The Trump administration has asked the United States Supreme Court to reinstate its travel ban blocking the entry of citizens from six Muslim-majority countries.
President Trump signed Executive Order (EO) titled "Protecting the Nation from Foreign Terrorist Entry into the United States" on 6 March this year. The countries which the ban affects are Iran, Iraq, Libya, Somalia, Sudan and Syria.
In its filings, the administration, according to CNN, has asked the nine apex court judges to consider the legality of President Trump's executive order that was halted by the US 4th Circuit Court of Appeals.
The case marks the President's first test of his travel ban in the nation's highest court.
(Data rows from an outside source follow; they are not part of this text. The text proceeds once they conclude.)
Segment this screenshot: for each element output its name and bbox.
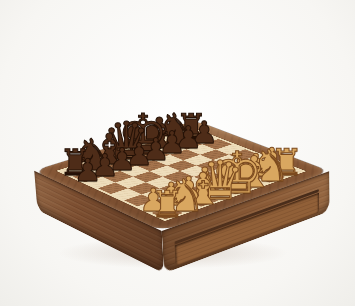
product-photo-stage: ♜♞♝♛♚♝♞♜♟♟♟♟♟♟♟♟♟♟♟♟♟♟♟♟♜♞♝♛♚♝♞♜	[0, 0, 355, 306]
square-a4[interactable]	[111, 188, 142, 200]
piece-white-rook-a1[interactable]: ♜	[151, 186, 184, 223]
square-a5[interactable]	[98, 182, 129, 194]
piece-black-pawn-a7[interactable]: ♟	[74, 155, 102, 186]
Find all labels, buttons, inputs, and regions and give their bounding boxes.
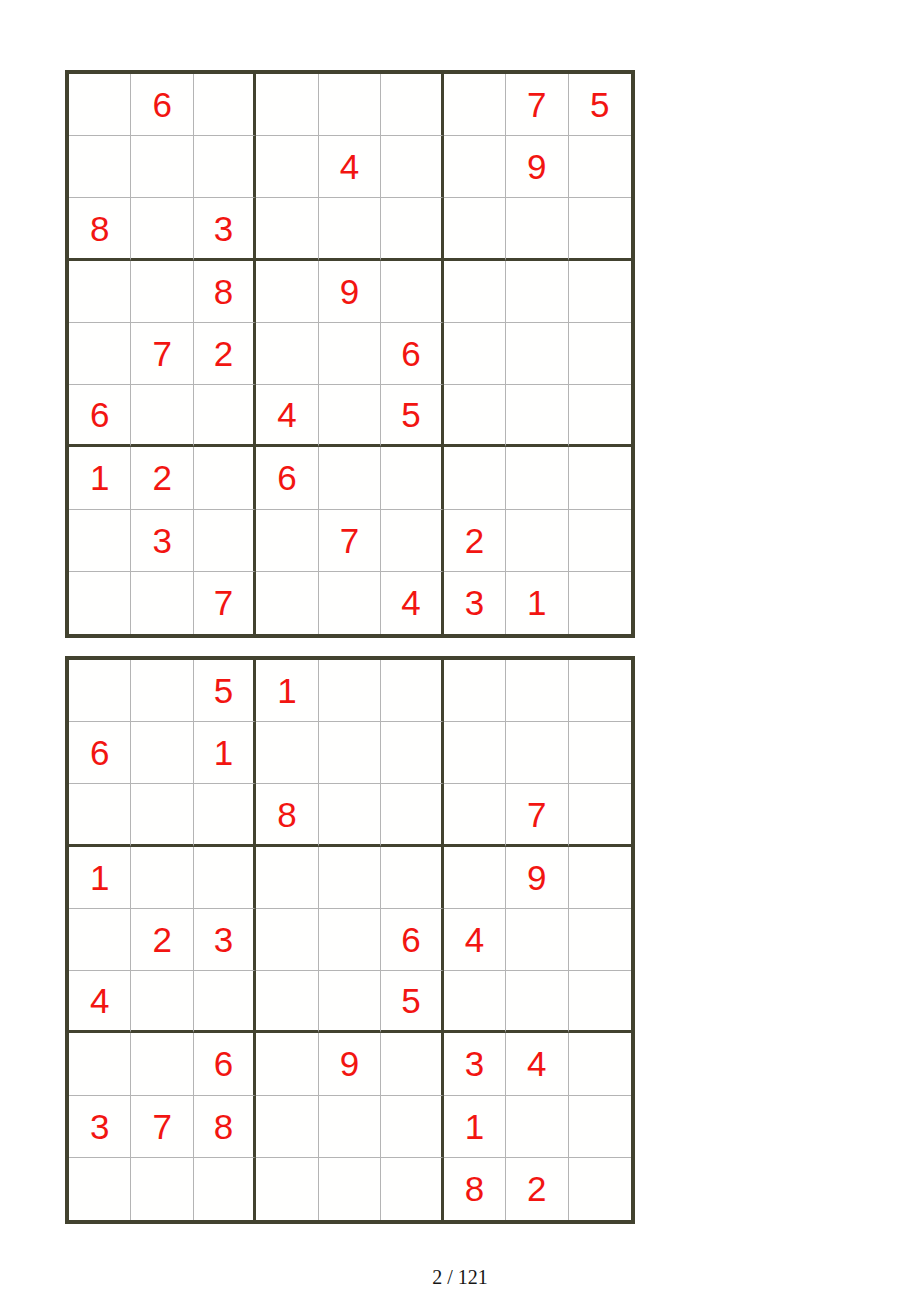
- cell-r9c9: [569, 1158, 631, 1220]
- cell-r3c7: [444, 198, 506, 260]
- cell-r3c1: [69, 784, 131, 846]
- cell-r5c7: 4: [444, 909, 506, 971]
- cell-r4c8: 9: [506, 847, 568, 909]
- cell-r1c9: [569, 660, 631, 722]
- cell-r7c4: [256, 1033, 318, 1095]
- cell-r8c1: 3: [69, 1096, 131, 1158]
- cell-r3c6: [381, 198, 443, 260]
- cell-r9c5: [319, 572, 381, 634]
- cell-r4c1: [69, 261, 131, 323]
- sudoku-board-2: 516187192364456934378182: [65, 656, 635, 1224]
- cell-r5c6: 6: [381, 323, 443, 385]
- cell-r4c3: 8: [194, 261, 256, 323]
- cell-r7c6: [381, 447, 443, 509]
- cell-r7c8: [506, 447, 568, 509]
- cell-r6c5: [319, 971, 381, 1033]
- cell-r8c9: [569, 1096, 631, 1158]
- cell-r2c2: [131, 722, 193, 784]
- cell-r8c3: [194, 510, 256, 572]
- cell-r2c2: [131, 136, 193, 198]
- cell-r7c9: [569, 1033, 631, 1095]
- cell-r4c9: [569, 261, 631, 323]
- cell-r6c3: [194, 385, 256, 447]
- cell-r6c1: 4: [69, 971, 131, 1033]
- cell-r1c5: [319, 74, 381, 136]
- cell-r5c3: 2: [194, 323, 256, 385]
- cell-r3c8: [506, 198, 568, 260]
- cell-r7c4: 6: [256, 447, 318, 509]
- cell-r1c1: [69, 660, 131, 722]
- cell-r8c4: [256, 1096, 318, 1158]
- cell-r1c2: 6: [131, 74, 193, 136]
- cell-r7c2: 2: [131, 447, 193, 509]
- cell-r9c3: [194, 1158, 256, 1220]
- cell-r6c5: [319, 385, 381, 447]
- cell-r4c5: 9: [319, 261, 381, 323]
- cell-r3c9: [569, 198, 631, 260]
- cell-r2c7: [444, 722, 506, 784]
- cell-r6c4: [256, 971, 318, 1033]
- cell-r4c1: 1: [69, 847, 131, 909]
- cell-r2c7: [444, 136, 506, 198]
- cell-r5c2: 7: [131, 323, 193, 385]
- cell-r2c6: [381, 722, 443, 784]
- page-number: 2 / 121: [0, 1266, 920, 1289]
- cell-r8c2: 7: [131, 1096, 193, 1158]
- cell-r9c6: 4: [381, 572, 443, 634]
- cell-r5c4: [256, 323, 318, 385]
- cell-r6c2: [131, 385, 193, 447]
- cell-r8c9: [569, 510, 631, 572]
- cell-r3c5: [319, 198, 381, 260]
- cell-r9c7: 3: [444, 572, 506, 634]
- cell-r2c3: [194, 136, 256, 198]
- cell-r4c9: [569, 847, 631, 909]
- cell-r6c2: [131, 971, 193, 1033]
- cell-r9c8: 2: [506, 1158, 568, 1220]
- cell-r1c8: [506, 660, 568, 722]
- cell-r5c1: [69, 909, 131, 971]
- cell-r7c2: [131, 1033, 193, 1095]
- cell-r1c6: [381, 74, 443, 136]
- cell-r2c1: [69, 136, 131, 198]
- cell-r5c7: [444, 323, 506, 385]
- cell-r9c4: [256, 572, 318, 634]
- cell-r8c4: [256, 510, 318, 572]
- cell-r9c6: [381, 1158, 443, 1220]
- cell-r5c9: [569, 909, 631, 971]
- cell-r9c4: [256, 1158, 318, 1220]
- cell-r1c3: 5: [194, 660, 256, 722]
- cell-r4c4: [256, 847, 318, 909]
- cell-r6c7: [444, 385, 506, 447]
- cell-r6c9: [569, 971, 631, 1033]
- cell-r5c6: 6: [381, 909, 443, 971]
- cell-r8c8: [506, 1096, 568, 1158]
- cell-r5c2: 2: [131, 909, 193, 971]
- cell-r2c8: 9: [506, 136, 568, 198]
- cell-r8c6: [381, 1096, 443, 1158]
- cell-r7c7: [444, 447, 506, 509]
- cell-r9c7: 8: [444, 1158, 506, 1220]
- cell-r8c7: 2: [444, 510, 506, 572]
- cell-r4c7: [444, 261, 506, 323]
- cell-r1c1: [69, 74, 131, 136]
- cell-r8c3: 8: [194, 1096, 256, 1158]
- cell-r3c8: 7: [506, 784, 568, 846]
- cell-r6c3: [194, 971, 256, 1033]
- cell-r9c2: [131, 572, 193, 634]
- cell-r4c8: [506, 261, 568, 323]
- cell-r5c3: 3: [194, 909, 256, 971]
- cell-r5c5: [319, 909, 381, 971]
- cell-r6c4: 4: [256, 385, 318, 447]
- cell-r8c6: [381, 510, 443, 572]
- cell-r8c5: 7: [319, 510, 381, 572]
- cell-r4c7: [444, 847, 506, 909]
- cell-r2c9: [569, 136, 631, 198]
- cell-r1c7: [444, 74, 506, 136]
- cell-r4c2: [131, 847, 193, 909]
- cell-r4c4: [256, 261, 318, 323]
- cell-r1c7: [444, 660, 506, 722]
- cell-r2c9: [569, 722, 631, 784]
- cell-r1c2: [131, 660, 193, 722]
- cell-r2c3: 1: [194, 722, 256, 784]
- sudoku-page: 6754983897266451263727431 51618719236445…: [0, 0, 920, 1300]
- cell-r5c9: [569, 323, 631, 385]
- cell-r1c4: 1: [256, 660, 318, 722]
- cell-r4c3: [194, 847, 256, 909]
- cell-r6c8: [506, 971, 568, 1033]
- cell-r3c2: [131, 198, 193, 260]
- cell-r9c1: [69, 1158, 131, 1220]
- cell-r9c1: [69, 572, 131, 634]
- cell-r4c2: [131, 261, 193, 323]
- cell-r9c9: [569, 572, 631, 634]
- cell-r3c4: [256, 198, 318, 260]
- cell-r8c5: [319, 1096, 381, 1158]
- cell-r3c4: 8: [256, 784, 318, 846]
- cell-r3c7: [444, 784, 506, 846]
- cell-r5c1: [69, 323, 131, 385]
- cell-r9c5: [319, 1158, 381, 1220]
- cell-r3c2: [131, 784, 193, 846]
- cell-r7c5: 9: [319, 1033, 381, 1095]
- cell-r6c6: 5: [381, 385, 443, 447]
- cell-r9c8: 1: [506, 572, 568, 634]
- cell-r3c3: 3: [194, 198, 256, 260]
- cell-r2c1: 6: [69, 722, 131, 784]
- cell-r3c1: 8: [69, 198, 131, 260]
- cell-r7c1: [69, 1033, 131, 1095]
- cell-r6c7: [444, 971, 506, 1033]
- cell-r1c9: 5: [569, 74, 631, 136]
- cell-r3c9: [569, 784, 631, 846]
- cell-r5c5: [319, 323, 381, 385]
- cell-r3c5: [319, 784, 381, 846]
- cell-r1c3: [194, 74, 256, 136]
- cell-r2c5: [319, 722, 381, 784]
- cell-r2c8: [506, 722, 568, 784]
- cell-r8c2: 3: [131, 510, 193, 572]
- cell-r3c3: [194, 784, 256, 846]
- cell-r2c4: [256, 722, 318, 784]
- cell-r4c6: [381, 261, 443, 323]
- cell-r1c5: [319, 660, 381, 722]
- cell-r5c4: [256, 909, 318, 971]
- cell-r7c1: 1: [69, 447, 131, 509]
- cell-r6c1: 6: [69, 385, 131, 447]
- cell-r9c2: [131, 1158, 193, 1220]
- cell-r9c3: 7: [194, 572, 256, 634]
- cell-r8c7: 1: [444, 1096, 506, 1158]
- cell-r5c8: [506, 323, 568, 385]
- cell-r7c3: 6: [194, 1033, 256, 1095]
- cell-r7c6: [381, 1033, 443, 1095]
- cell-r6c8: [506, 385, 568, 447]
- cell-r7c9: [569, 447, 631, 509]
- cell-r4c6: [381, 847, 443, 909]
- cell-r7c3: [194, 447, 256, 509]
- cell-r2c6: [381, 136, 443, 198]
- cell-r1c6: [381, 660, 443, 722]
- cell-r6c9: [569, 385, 631, 447]
- cell-r5c8: [506, 909, 568, 971]
- cell-r7c8: 4: [506, 1033, 568, 1095]
- cell-r7c5: [319, 447, 381, 509]
- cell-r4c5: [319, 847, 381, 909]
- cell-r8c8: [506, 510, 568, 572]
- cell-r2c5: 4: [319, 136, 381, 198]
- cell-r1c4: [256, 74, 318, 136]
- cell-r6c6: 5: [381, 971, 443, 1033]
- cell-r8c1: [69, 510, 131, 572]
- cell-r3c6: [381, 784, 443, 846]
- cell-r1c8: 7: [506, 74, 568, 136]
- sudoku-board-1: 6754983897266451263727431: [65, 70, 635, 638]
- cell-r7c7: 3: [444, 1033, 506, 1095]
- cell-r2c4: [256, 136, 318, 198]
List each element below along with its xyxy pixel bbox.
Last month, the 4th Circuit Court of Appeals largely affirmed a federal judge's decision from March, which found the core provision of the revised executive order -- temporarily blocking foreign nationals from six Muslim-majority countries from entering the US as possibly violative of the U.S. Constitution because prima facie it appeared to be discriminatory against Muslims.
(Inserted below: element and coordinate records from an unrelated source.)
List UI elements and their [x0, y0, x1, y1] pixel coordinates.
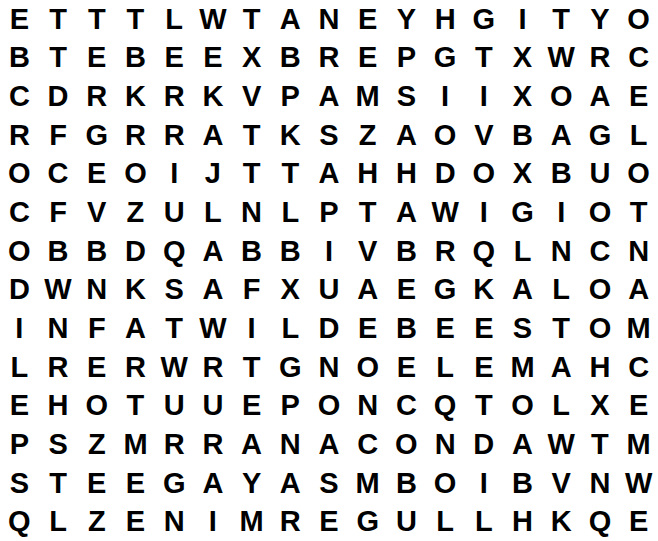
grid-cell[interactable]: E — [77, 348, 116, 387]
grid-cell[interactable]: U — [155, 193, 194, 232]
grid-cell[interactable]: E — [387, 270, 426, 309]
grid-cell[interactable]: I — [194, 502, 233, 541]
grid-cell[interactable]: X — [232, 39, 271, 78]
grid-cell[interactable]: O — [387, 425, 426, 464]
grid-cell[interactable]: D — [464, 425, 503, 464]
grid-cell[interactable]: R — [194, 425, 233, 464]
grid-cell[interactable]: N — [39, 309, 78, 348]
grid-cell[interactable]: M — [116, 425, 155, 464]
grid-cell[interactable]: B — [77, 232, 116, 271]
grid-cell[interactable]: R — [426, 232, 465, 271]
grid-cell[interactable]: O — [503, 386, 542, 425]
grid-cell[interactable]: Z — [116, 193, 155, 232]
grid-cell[interactable]: B — [503, 116, 542, 155]
grid-cell[interactable]: V — [77, 193, 116, 232]
grid-cell[interactable]: W — [542, 425, 581, 464]
grid-cell[interactable]: N — [542, 232, 581, 271]
grid-cell[interactable]: V — [464, 116, 503, 155]
grid-cell[interactable]: B — [116, 39, 155, 78]
grid-cell[interactable]: F — [77, 309, 116, 348]
grid-cell[interactable]: B — [542, 155, 581, 194]
grid-cell[interactable]: A — [387, 193, 426, 232]
grid-cell[interactable]: Q — [426, 386, 465, 425]
grid-cell[interactable]: I — [464, 77, 503, 116]
grid-cell[interactable]: K — [194, 77, 233, 116]
grid-cell[interactable]: O — [426, 464, 465, 503]
grid-cell[interactable]: O — [77, 386, 116, 425]
grid-cell[interactable]: T — [542, 309, 581, 348]
grid-cell[interactable]: E — [348, 0, 387, 39]
grid-cell[interactable]: C — [0, 193, 39, 232]
grid-cell[interactable]: I — [464, 464, 503, 503]
grid-cell[interactable]: U — [387, 502, 426, 541]
grid-cell[interactable]: L — [155, 0, 194, 39]
grid-cell[interactable]: T — [581, 425, 620, 464]
grid-cell[interactable]: H — [39, 386, 78, 425]
grid-cell[interactable]: L — [426, 348, 465, 387]
grid-cell[interactable]: L — [503, 232, 542, 271]
grid-cell[interactable]: T — [39, 464, 78, 503]
grid-cell[interactable]: O — [116, 155, 155, 194]
grid-cell[interactable]: S — [0, 464, 39, 503]
grid-cell[interactable]: S — [39, 425, 78, 464]
grid-cell[interactable]: L — [39, 502, 78, 541]
grid-cell[interactable]: E — [348, 39, 387, 78]
grid-cell[interactable]: S — [310, 116, 349, 155]
grid-cell[interactable]: O — [0, 232, 39, 271]
grid-cell[interactable]: O — [310, 386, 349, 425]
grid-cell[interactable]: T — [271, 155, 310, 194]
grid-cell[interactable]: C — [581, 232, 620, 271]
grid-cell[interactable]: O — [0, 155, 39, 194]
grid-cell[interactable]: T — [348, 193, 387, 232]
grid-cell[interactable]: S — [387, 77, 426, 116]
grid-cell[interactable]: M — [348, 464, 387, 503]
grid-cell[interactable]: A — [271, 0, 310, 39]
grid-cell[interactable]: W — [39, 270, 78, 309]
grid-cell[interactable]: Q — [0, 502, 39, 541]
grid-cell[interactable]: O — [581, 193, 620, 232]
grid-cell[interactable]: H — [581, 348, 620, 387]
grid-cell[interactable]: E — [464, 348, 503, 387]
grid-cell[interactable]: I — [310, 232, 349, 271]
grid-cell[interactable]: R — [155, 116, 194, 155]
grid-cell[interactable]: X — [503, 39, 542, 78]
grid-cell[interactable]: W — [542, 39, 581, 78]
grid-cell[interactable]: E — [464, 309, 503, 348]
grid-cell[interactable]: A — [348, 270, 387, 309]
grid-cell[interactable]: X — [271, 270, 310, 309]
grid-cell[interactable]: X — [581, 386, 620, 425]
grid-cell[interactable]: R — [155, 425, 194, 464]
grid-cell[interactable]: E — [619, 77, 658, 116]
grid-cell[interactable]: R — [155, 77, 194, 116]
grid-cell[interactable]: A — [581, 77, 620, 116]
grid-cell[interactable]: U — [581, 155, 620, 194]
grid-cell[interactable]: P — [387, 39, 426, 78]
grid-cell[interactable]: L — [542, 270, 581, 309]
grid-cell[interactable]: S — [310, 464, 349, 503]
grid-cell[interactable]: I — [232, 309, 271, 348]
grid-cell[interactable]: N — [310, 348, 349, 387]
grid-cell[interactable]: K — [542, 502, 581, 541]
grid-cell[interactable]: L — [0, 348, 39, 387]
grid-cell[interactable]: A — [116, 309, 155, 348]
grid-cell[interactable]: O — [581, 309, 620, 348]
grid-cell[interactable]: L — [464, 502, 503, 541]
grid-cell[interactable]: F — [39, 116, 78, 155]
grid-cell[interactable]: O — [619, 0, 658, 39]
grid-cell[interactable]: U — [310, 270, 349, 309]
grid-cell[interactable]: D — [39, 77, 78, 116]
grid-cell[interactable]: G — [271, 348, 310, 387]
grid-cell[interactable]: E — [387, 348, 426, 387]
grid-cell[interactable]: T — [232, 0, 271, 39]
grid-cell[interactable]: G — [77, 116, 116, 155]
grid-cell[interactable]: V — [348, 232, 387, 271]
grid-cell[interactable]: H — [503, 502, 542, 541]
grid-cell[interactable]: O — [619, 155, 658, 194]
grid-cell[interactable]: G — [155, 464, 194, 503]
grid-cell[interactable]: B — [387, 309, 426, 348]
word-search-board: ETTTLWTANEYHGITYOBTEBEEXBREPGTXWRCCDRKRK… — [0, 0, 658, 541]
grid-cell[interactable]: E — [232, 386, 271, 425]
grid-cell[interactable]: X — [503, 77, 542, 116]
grid-cell[interactable]: M — [619, 425, 658, 464]
grid-cell[interactable]: O — [348, 348, 387, 387]
grid-cell[interactable]: R — [194, 348, 233, 387]
grid-cell[interactable]: N — [77, 270, 116, 309]
grid-cell[interactable]: R — [116, 348, 155, 387]
grid-cell[interactable]: U — [155, 386, 194, 425]
grid-cell[interactable]: N — [581, 464, 620, 503]
grid-cell[interactable]: T — [77, 0, 116, 39]
grid-cell[interactable]: Z — [77, 425, 116, 464]
grid-cell[interactable]: Y — [581, 0, 620, 39]
grid-cell[interactable]: M — [232, 502, 271, 541]
grid-cell[interactable]: B — [0, 39, 39, 78]
grid-cell[interactable]: I — [464, 193, 503, 232]
grid-cell[interactable]: W — [155, 348, 194, 387]
grid-cell[interactable]: L — [271, 193, 310, 232]
grid-cell[interactable]: N — [426, 425, 465, 464]
grid-cell[interactable]: T — [116, 386, 155, 425]
grid-cell[interactable]: R — [310, 39, 349, 78]
grid-cell[interactable]: W — [426, 193, 465, 232]
grid-cell[interactable]: G — [503, 193, 542, 232]
grid-cell[interactable]: K — [116, 270, 155, 309]
grid-cell[interactable]: B — [271, 39, 310, 78]
grid-cell[interactable]: W — [194, 0, 233, 39]
grid-cell[interactable]: R — [39, 348, 78, 387]
grid-cell[interactable]: S — [155, 270, 194, 309]
grid-cell[interactable]: A — [232, 425, 271, 464]
grid-cell[interactable]: T — [39, 0, 78, 39]
grid-cell[interactable]: I — [542, 193, 581, 232]
grid-cell[interactable]: N — [271, 425, 310, 464]
grid-cell[interactable]: B — [503, 464, 542, 503]
grid-cell[interactable]: D — [426, 155, 465, 194]
grid-cell[interactable]: B — [271, 232, 310, 271]
grid-cell[interactable]: T — [232, 155, 271, 194]
grid-cell[interactable]: T — [232, 348, 271, 387]
grid-cell[interactable]: P — [271, 386, 310, 425]
grid-cell[interactable]: T — [542, 0, 581, 39]
grid-cell[interactable]: C — [619, 39, 658, 78]
grid-cell[interactable]: R — [77, 77, 116, 116]
grid-cell[interactable]: E — [619, 386, 658, 425]
grid-cell[interactable]: T — [464, 386, 503, 425]
grid-cell[interactable]: I — [0, 309, 39, 348]
grid-cell[interactable]: D — [116, 232, 155, 271]
grid-cell[interactable]: E — [0, 0, 39, 39]
grid-cell[interactable]: L — [271, 309, 310, 348]
grid-cell[interactable]: R — [581, 39, 620, 78]
grid-cell[interactable]: A — [194, 116, 233, 155]
grid-cell[interactable]: G — [348, 502, 387, 541]
grid-cell[interactable]: N — [310, 0, 349, 39]
grid-cell[interactable]: E — [116, 464, 155, 503]
grid-cell[interactable]: A — [310, 77, 349, 116]
grid-cell[interactable]: E — [77, 155, 116, 194]
grid-cell[interactable]: T — [464, 39, 503, 78]
grid-cell[interactable]: T — [619, 193, 658, 232]
grid-cell[interactable]: U — [194, 386, 233, 425]
grid-cell[interactable]: L — [619, 116, 658, 155]
grid-cell[interactable]: G — [426, 39, 465, 78]
grid-cell[interactable]: K — [271, 116, 310, 155]
grid-cell[interactable]: A — [387, 116, 426, 155]
grid-cell[interactable]: V — [232, 77, 271, 116]
grid-cell[interactable]: H — [348, 155, 387, 194]
grid-cell[interactable]: L — [542, 386, 581, 425]
grid-cell[interactable]: A — [542, 348, 581, 387]
grid-cell[interactable]: A — [310, 155, 349, 194]
grid-cell[interactable]: A — [619, 270, 658, 309]
grid-cell[interactable]: Y — [387, 0, 426, 39]
grid-cell[interactable]: A — [503, 270, 542, 309]
grid-cell[interactable]: D — [0, 270, 39, 309]
grid-cell[interactable]: B — [232, 232, 271, 271]
grid-cell[interactable]: A — [542, 116, 581, 155]
grid-cell[interactable]: T — [232, 116, 271, 155]
grid-cell[interactable]: P — [310, 193, 349, 232]
grid-cell[interactable]: T — [39, 39, 78, 78]
grid-cell[interactable]: C — [387, 386, 426, 425]
grid-cell[interactable]: Z — [348, 116, 387, 155]
grid-cell[interactable]: L — [426, 502, 465, 541]
grid-cell[interactable]: E — [426, 309, 465, 348]
grid-cell[interactable]: O — [542, 77, 581, 116]
grid-cell[interactable]: A — [310, 425, 349, 464]
grid-cell[interactable]: Q — [464, 232, 503, 271]
grid-cell[interactable]: P — [0, 425, 39, 464]
grid-cell[interactable]: Q — [155, 232, 194, 271]
grid-cell[interactable]: W — [194, 309, 233, 348]
grid-cell[interactable]: I — [155, 155, 194, 194]
grid-cell[interactable]: N — [348, 386, 387, 425]
grid-cell[interactable]: F — [232, 270, 271, 309]
grid-cell[interactable]: P — [271, 77, 310, 116]
grid-cell[interactable]: M — [503, 348, 542, 387]
grid-cell[interactable]: E — [619, 502, 658, 541]
grid-cell[interactable]: X — [503, 155, 542, 194]
grid-cell[interactable]: R — [0, 116, 39, 155]
grid-cell[interactable]: A — [194, 270, 233, 309]
grid-cell[interactable]: J — [194, 155, 233, 194]
grid-cell[interactable]: W — [619, 464, 658, 503]
grid-cell[interactable]: S — [503, 309, 542, 348]
grid-cell[interactable]: C — [0, 77, 39, 116]
grid-cell[interactable]: N — [232, 193, 271, 232]
grid-cell[interactable]: A — [503, 425, 542, 464]
grid-cell[interactable]: E — [310, 502, 349, 541]
grid-cell[interactable]: L — [194, 193, 233, 232]
grid-cell[interactable]: A — [194, 464, 233, 503]
grid-cell[interactable]: E — [0, 386, 39, 425]
grid-cell[interactable]: K — [464, 270, 503, 309]
grid-cell[interactable]: C — [348, 425, 387, 464]
grid-cell[interactable]: Y — [232, 464, 271, 503]
grid-cell[interactable]: A — [271, 464, 310, 503]
grid-cell[interactable]: H — [426, 0, 465, 39]
grid-cell[interactable]: Q — [581, 502, 620, 541]
grid-cell[interactable]: E — [77, 39, 116, 78]
grid-cell[interactable]: C — [39, 155, 78, 194]
grid-cell[interactable]: I — [426, 77, 465, 116]
grid-cell[interactable]: K — [116, 77, 155, 116]
grid-cell[interactable]: G — [464, 0, 503, 39]
grid-cell[interactable]: G — [426, 270, 465, 309]
grid-cell[interactable]: D — [310, 309, 349, 348]
grid-cell[interactable]: B — [387, 232, 426, 271]
grid-cell[interactable]: I — [503, 0, 542, 39]
grid-cell[interactable]: T — [116, 0, 155, 39]
grid-cell[interactable]: Z — [77, 502, 116, 541]
grid-cell[interactable]: E — [116, 502, 155, 541]
grid-cell[interactable]: A — [194, 232, 233, 271]
grid-cell[interactable]: O — [581, 270, 620, 309]
grid-cell[interactable]: R — [271, 502, 310, 541]
grid-cell[interactable]: V — [542, 464, 581, 503]
grid-cell[interactable]: F — [39, 193, 78, 232]
grid-cell[interactable]: T — [155, 309, 194, 348]
grid-cell[interactable]: E — [155, 39, 194, 78]
grid-cell[interactable]: G — [581, 116, 620, 155]
grid-cell[interactable]: M — [619, 309, 658, 348]
grid-cell[interactable]: R — [116, 116, 155, 155]
grid-cell[interactable]: C — [619, 348, 658, 387]
grid-cell[interactable]: H — [387, 155, 426, 194]
grid-cell[interactable]: M — [348, 77, 387, 116]
grid-cell[interactable]: O — [464, 155, 503, 194]
grid-cell[interactable]: O — [426, 116, 465, 155]
grid-cell[interactable]: E — [194, 39, 233, 78]
grid-cell[interactable]: N — [155, 502, 194, 541]
grid-cell[interactable]: B — [39, 232, 78, 271]
grid-cell[interactable]: E — [77, 464, 116, 503]
grid-cell[interactable]: E — [348, 309, 387, 348]
grid-cell[interactable]: B — [387, 464, 426, 503]
grid-cell[interactable]: N — [619, 232, 658, 271]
"We have asked the Supreme Court to hear this important case and are confident that President Trump's executive order is well within his lawful authority to keep the nation safe and protect our communities from terrorism," CNN quoted Justice Department spokesperson Sarah Isgur Flores, as saying.
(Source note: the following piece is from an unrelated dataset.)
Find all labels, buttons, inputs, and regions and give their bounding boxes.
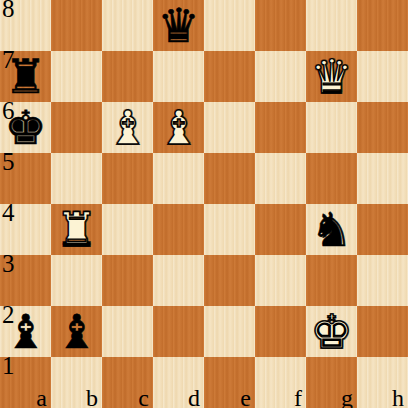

Flores added, "The President is not required to admit people from countries that sponsor or shelter terrorism, until he determines that they can be properly vetted and do not pose a security risk to the United States."
The administration argues the travel ban should be allowed to go into effect now while the court looks at the ultimate legality of Trump's executive order later this year.
Legal experts are seeing the executive order as an interesting procedural move. There are some in favour of the ban and some who are not, given that terror strikes have become frequent and a global phenomenon.